About delivery in anterior occipital presentation

Biological childbirth is based on all the efforts and actions of the body of the mother and child, so that the fetus can pass through birth canal and will come to light. There are flexion, extensor and rotational actions of the body.

Occipital presentation is the position of the baby in the uterus, the head is in a bent position, and the back of the head is the lowest. Obstetricians have proven that a similar position of the child in the womb is also noted by 96% of all mothers before childbirth.

  1. Labor activity begins at the moment when the baby's head bends. During this stunt cervical spine bends, and meanwhile the chin is pressed against the chest, while the back of the head, on the contrary, is down. Usually the forehead can linger before entering the pelvis.
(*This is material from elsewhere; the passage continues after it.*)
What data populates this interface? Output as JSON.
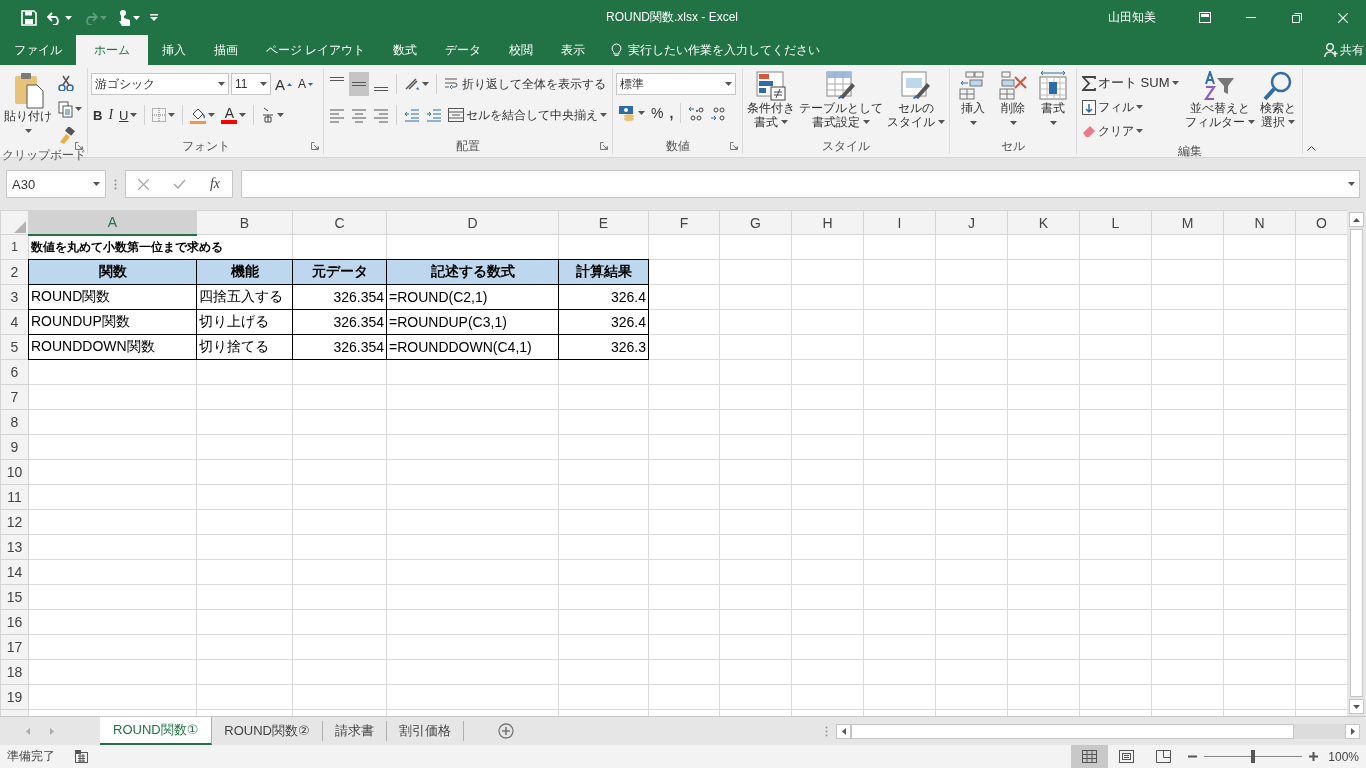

Next - the entry of the head into the small pelvis.
  2. The second stage is the main one - this is the rotation of the baby's head inside the mother. The head moves along the pelvis. The back of the head comes closer to the pubic joint and runs along the side wall of the pelvis of the uterus.
  3. At the third stage of childbirth, the head should unbend and then goes its own way. In normal, natural childbirth, the head unbends when it exits the pelvis. Thanks to all of the above actions, in just a few seconds, the head can fully unbend. The baby's head passes through the vulvar ring.

In the fourth stage, the baby's shoulders turn inward. After the shoulders have emerged from the mother's womb, the baby comes out completely.

Many doctors claim that only in isolated cases, with this type of presentation, the child is born with the back of the head. This means that the baby's head comes out at the back of the head. The reason for this position of the child may be a change in the capacity of the small pelvis, bad condition muscles of the uterus, or in premature birth.

  1. The first stage of childbirth - the head bends and as a result, the swept suture becomes synclitic. The head passes the small pelvis.
  2. In the second stage, the baby's head turns incorrectly. The head makes a turn of 45-90 degrees and the small fontanel becomes behind the sacrum, and the large one is in front of the womb
  3. The third stage involves bending the head. The back of the head appears first, and then the head unbends during attempts. The forehead of the crumb appears, and then his face.

The birth of a child with a posterior occipital presentation is extremely dangerous, because there is a maximum flexion of the fetal head. This type childbirth is much more difficult, both for the woman in labor and for the baby, it requires much more time and effort.

The soft tissues of the perineum and uterus are greatly stretched in such cases. Unfortunately, such childbirth can not only adversely affect the health of the baby, but even lead to fetal asphyxia.